Life was good, but after a time, he realized he did not want to work in the airline business forever. This realization led him to create US Order. He was then able to sell part of the company for $15 million in 1995 and continued to serve as its CEO for a year, but quickly realized he was more interested in start-ups rather than running big companies. It was in the stillness and reflection of the several months he took off after leaving the company that he realized the massive opportunity they had missed by allowing the popularization of the internet to pass them by.
It was a defining moment in John’s career when he realized the importance of offering the essential outside perspective to businesses. With that, after all he had seen and learned at Bain & Co. and through his own experiences, he took the opportunity to launch the Draper Atlantic Venture Fund in 1998. The company grew into a success, and in 2006 John co-founded what is now New Atlantic Ventures. Only through missing out on the internet boom was John afforded the epiphany that has allowed him to garner so much success, growth, and prosperity through his current work, to which he plans to dedicate the remainder of his notable career.

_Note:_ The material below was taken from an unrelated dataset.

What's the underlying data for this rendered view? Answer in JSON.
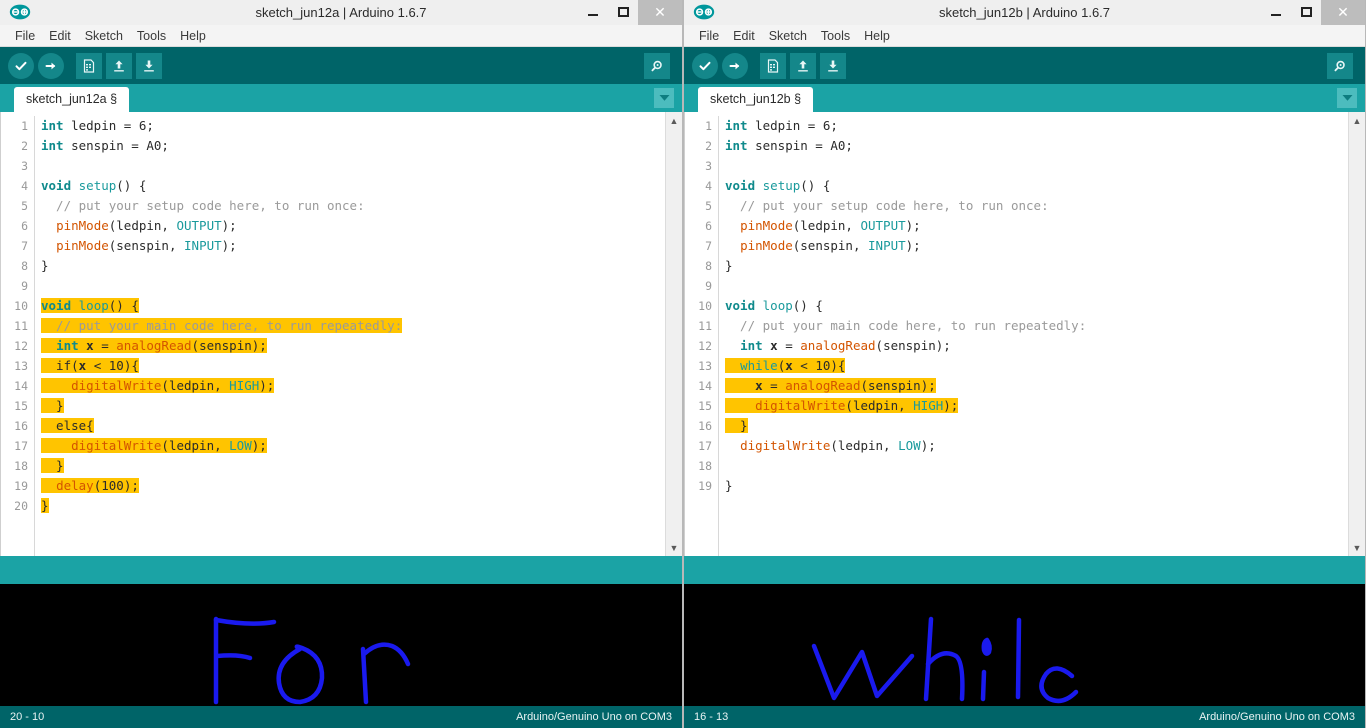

In advising young entrepreneurs entering the business world today, John stresses the importance of reflecting early about what career one wants to enter, and streamlining one’s education around that. “It’s a crime that so many students graduate with liberal arts degrees when there are no jobs that match those degrees,” he explains. “Colleges should be honest with students and set forth a career path freshman year. College is a training ground for the real world, so think about what your degree will say about you when you go out and look for your first job.”
This piece of advice plays into the larger philosophy that has guided his life, which is the value of perspective. Whether it’s the perspective of his loving wife, Caren, and his three children, the perspective of experts in various fields who have unique knowledge to offer about what’s to come, or perhaps the perspective of his own inner voice as it synthesizes past experiences into new solutions, John draws on an array of sources to forge the best possible path forward for himself and his family, just as he does for every business that looks to New Atlantic Ventures for a better point of view.